Deskripsi Pekerjaan
Are you obsessed with system performance, scalability, and uptime? NexusCloud Systems is looking for a Senior SRE to join our infrastructure team in the heart of San Francisco. You will play a critical role in building and maintaining the resilient, high-traffic systems that power our global platform.
You will work at the intersection of software engineering and operations, utilizing modern observability tools to ensure our services are performant and reliable at scale. If you thrive in a high-growth environment and enjoy solving complex distributed systems problems, we want to hear from you.
Tanggung Jawab
- Design, build, and maintain highly available, scalable, and resilient distributed systems.
- Automate infrastructure management using Infrastructure as Code (IaC) tools like Terraform and Pulumi.
- Drive capacity planning, performance tuning, and system optimization initiatives.
- Lead incident response efforts and conduct blameless post-mortems to improve system reliability.

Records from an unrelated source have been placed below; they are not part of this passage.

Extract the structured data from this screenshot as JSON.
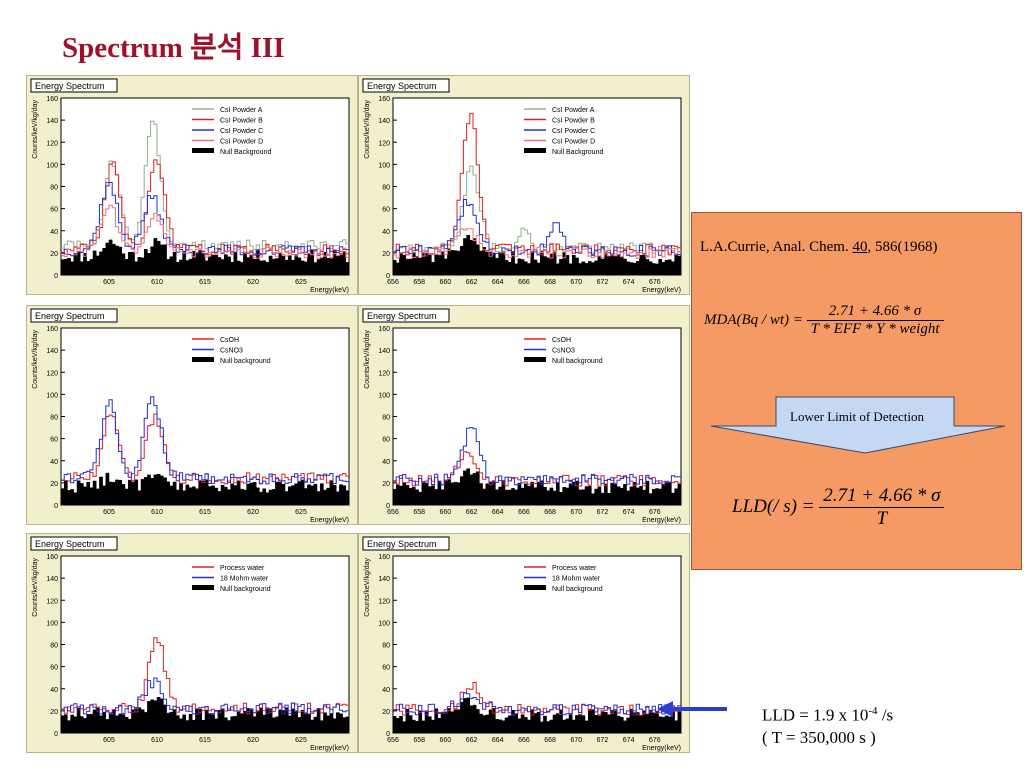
{
  "slide_title": "Spectrum 분석 III",
  "colors": {
    "title": "#a0102a",
    "panel_bg": "#f2f0cc",
    "orange_box": "#f59a64",
    "arrow": "#2a3fcf",
    "callout": "#c5d8f3"
  },
  "reference": {
    "authors": "L.A.Currie, Anal. Chem. ",
    "volume": "40",
    "pages": ", 586(1968)"
  },
  "mda": {
    "lhs": "MDA(Bq / wt) = ",
    "numerator": "2.71 + 4.66 * σ",
    "denominator": "T * EFF * Y * weight"
  },
  "detection_label": "Lower Limit of Detection",
  "lld": {
    "lhs": "LLD(/ s) = ",
    "numerator": "2.71 + 4.66 * σ",
    "denominator": "T"
  },
  "result": {
    "prefix": "LLD = 1.9 x 10",
    "exp": "-4",
    "suffix": " /s",
    "line2": "( T = 350,000 s )"
  },
  "chart_data": [
    {
      "type": "line",
      "title": "Energy Spectrum",
      "ylabel": "Counts/keV/kg/day",
      "xlabel": "Energy(keV)",
      "xlim": [
        600,
        630
      ],
      "ylim": [
        0,
        160
      ],
      "xticks": [
        605,
        610,
        615,
        620,
        625
      ],
      "yticks": [
        0,
        20,
        40,
        60,
        80,
        100,
        120,
        140,
        160
      ],
      "legend_position": "top-right",
      "series": [
        {
          "name": "CsI Powder A",
          "color": "#90b090",
          "baseline": 27,
          "peaks": [
            [
              605.4,
              102,
              0.8
            ],
            [
              609.6,
              136,
              0.8
            ]
          ]
        },
        {
          "name": "CsI Powder B",
          "color": "#e02020",
          "baseline": 23,
          "peaks": [
            [
              605.4,
              100,
              0.8
            ],
            [
              610.0,
              106,
              0.8
            ]
          ]
        },
        {
          "name": "CsI Powder C",
          "color": "#2030d0",
          "baseline": 22,
          "peaks": [
            [
              605.0,
              82,
              0.9
            ],
            [
              609.5,
              70,
              0.9
            ]
          ]
        },
        {
          "name": "CsI Powder D",
          "color": "#f07070",
          "baseline": 20,
          "peaks": [
            [
              605.0,
              62,
              0.9
            ],
            [
              609.8,
              56,
              0.9
            ]
          ]
        }
      ],
      "null_series": {
        "name": "Null Background",
        "baseline": 17,
        "peaks": [
          [
            605.2,
            30,
            0.8
          ],
          [
            609.8,
            28,
            0.8
          ]
        ]
      }
    },
    {
      "type": "line",
      "title": "Energy Spectrum",
      "ylabel": "Counts/keV/kg/day",
      "xlabel": "Energy(keV)",
      "xlim": [
        656,
        678
      ],
      "ylim": [
        0,
        160
      ],
      "xticks": [
        656,
        658,
        660,
        662,
        664,
        666,
        668,
        670,
        672,
        674,
        676
      ],
      "yticks": [
        0,
        20,
        40,
        60,
        80,
        100,
        120,
        140,
        160
      ],
      "legend_position": "top-right",
      "series": [
        {
          "name": "CsI Powder A",
          "color": "#90b090",
          "baseline": 24,
          "peaks": [
            [
              662.0,
              96,
              0.6
            ],
            [
              666.0,
              44,
              0.4
            ]
          ]
        },
        {
          "name": "CsI Powder B",
          "color": "#e02020",
          "baseline": 23,
          "peaks": [
            [
              661.9,
              145,
              0.6
            ]
          ]
        },
        {
          "name": "CsI Powder C",
          "color": "#2030d0",
          "baseline": 22,
          "peaks": [
            [
              661.7,
              65,
              0.7
            ],
            [
              668.4,
              48,
              0.5
            ]
          ]
        },
        {
          "name": "CsI Powder D",
          "color": "#f07070",
          "baseline": 20,
          "peaks": [
            [
              661.6,
              42,
              0.8
            ]
          ]
        }
      ],
      "null_series": {
        "name": "Null Background",
        "baseline": 16,
        "peaks": [
          [
            661.7,
            30,
            0.8
          ]
        ]
      }
    },
    {
      "type": "line",
      "title": "Energy Spectrum",
      "ylabel": "Counts/keV/kg/day",
      "xlabel": "Energy(keV)",
      "xlim": [
        600,
        630
      ],
      "ylim": [
        0,
        160
      ],
      "xticks": [
        605,
        610,
        615,
        620,
        625
      ],
      "yticks": [
        0,
        20,
        40,
        60,
        80,
        100,
        120,
        140,
        160
      ],
      "legend_position": "top-right",
      "series": [
        {
          "name": "CsOH",
          "color": "#e02020",
          "baseline": 24,
          "peaks": [
            [
              605.2,
              86,
              0.8
            ],
            [
              609.8,
              80,
              0.9
            ]
          ]
        },
        {
          "name": "CsNO3",
          "color": "#2030d0",
          "baseline": 24,
          "peaks": [
            [
              605.0,
              92,
              0.8
            ],
            [
              609.6,
              95,
              0.9
            ]
          ]
        }
      ],
      "null_series": {
        "name": "Null background",
        "baseline": 17,
        "peaks": [
          [
            605.2,
            26,
            0.8
          ],
          [
            609.8,
            25,
            0.8
          ]
        ]
      }
    },
    {
      "type": "line",
      "title": "Energy Spectrum",
      "ylabel": "Counts/keV/kg/day",
      "xlabel": "Energy(keV)",
      "xlim": [
        656,
        678
      ],
      "ylim": [
        0,
        160
      ],
      "xticks": [
        656,
        658,
        660,
        662,
        664,
        666,
        668,
        670,
        672,
        674,
        676
      ],
      "yticks": [
        0,
        20,
        40,
        60,
        80,
        100,
        120,
        140,
        160
      ],
      "legend_position": "top-right",
      "series": [
        {
          "name": "CsOH",
          "color": "#e02020",
          "baseline": 22,
          "peaks": [
            [
              661.7,
              46,
              0.7
            ]
          ]
        },
        {
          "name": "CsNO3",
          "color": "#2030d0",
          "baseline": 23,
          "peaks": [
            [
              662.0,
              70,
              0.6
            ]
          ]
        }
      ],
      "null_series": {
        "name": "Null background",
        "baseline": 16,
        "peaks": [
          [
            661.8,
            28,
            0.8
          ]
        ]
      }
    },
    {
      "type": "line",
      "title": "Energy Spectrum",
      "ylabel": "Counts/keV/kg/day",
      "xlabel": "Energy(keV)",
      "xlim": [
        600,
        630
      ],
      "ylim": [
        0,
        160
      ],
      "xticks": [
        605,
        610,
        615,
        620,
        625
      ],
      "yticks": [
        0,
        20,
        40,
        60,
        80,
        100,
        120,
        140,
        160
      ],
      "legend_position": "top-right",
      "series": [
        {
          "name": "Process water",
          "color": "#e02020",
          "baseline": 22,
          "peaks": [
            [
              610.0,
              88,
              0.8
            ]
          ]
        },
        {
          "name": "18 Mohm water",
          "color": "#2030d0",
          "baseline": 22,
          "peaks": [
            [
              609.6,
              46,
              0.9
            ]
          ]
        }
      ],
      "null_series": {
        "name": "Null background",
        "baseline": 17,
        "peaks": [
          [
            609.8,
            30,
            0.8
          ]
        ]
      }
    },
    {
      "type": "line",
      "title": "Energy Spectrum",
      "ylabel": "Counts/keV/kg/day",
      "xlabel": "Energy(keV)",
      "xlim": [
        656,
        678
      ],
      "ylim": [
        0,
        160
      ],
      "xticks": [
        656,
        658,
        660,
        662,
        664,
        666,
        668,
        670,
        672,
        674,
        676
      ],
      "yticks": [
        0,
        20,
        40,
        60,
        80,
        100,
        120,
        140,
        160
      ],
      "legend_position": "top-right",
      "series": [
        {
          "name": "Process water",
          "color": "#e02020",
          "baseline": 21,
          "peaks": [
            [
              662.0,
              42,
              0.7
            ]
          ]
        },
        {
          "name": "18 Mohm water",
          "color": "#2030d0",
          "baseline": 21,
          "peaks": [
            [
              661.8,
              34,
              0.8
            ]
          ]
        }
      ],
      "null_series": {
        "name": "Null background",
        "baseline": 16,
        "peaks": [
          [
            661.8,
            28,
            0.8
          ]
        ]
      }
    }
  ]
}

- Develop and maintain monitoring, logging, and alerting frameworks to ensure 99.99% uptime.
- Partner with software engineering teams to improve deployment pipelines and CI/CD automation.
- Mentor junior team members and foster a culture of engineering excellence.
Kualifikasi
- 5+ years of experience in Site Reliability Engineering, DevOps, or Systems Engineering.
- Expert-level proficiency in public cloud environments (AWS, GCP, or Azure).
- Deep knowledge of Kubernetes, container orchestration, and microservices architecture.
- Fluency in programming languages such as Go, Python, or Java for automation and tooling.
- Experience with observability platforms like Prometheus, Grafana, Datadog, or New Relic.
- Strong understanding of CI/CD methodologies and tools (GitHub Actions, Jenkins, or GitLab CI).
- Ability to thrive in a collaborative, fast-paced, remote-first, or hybrid work culture.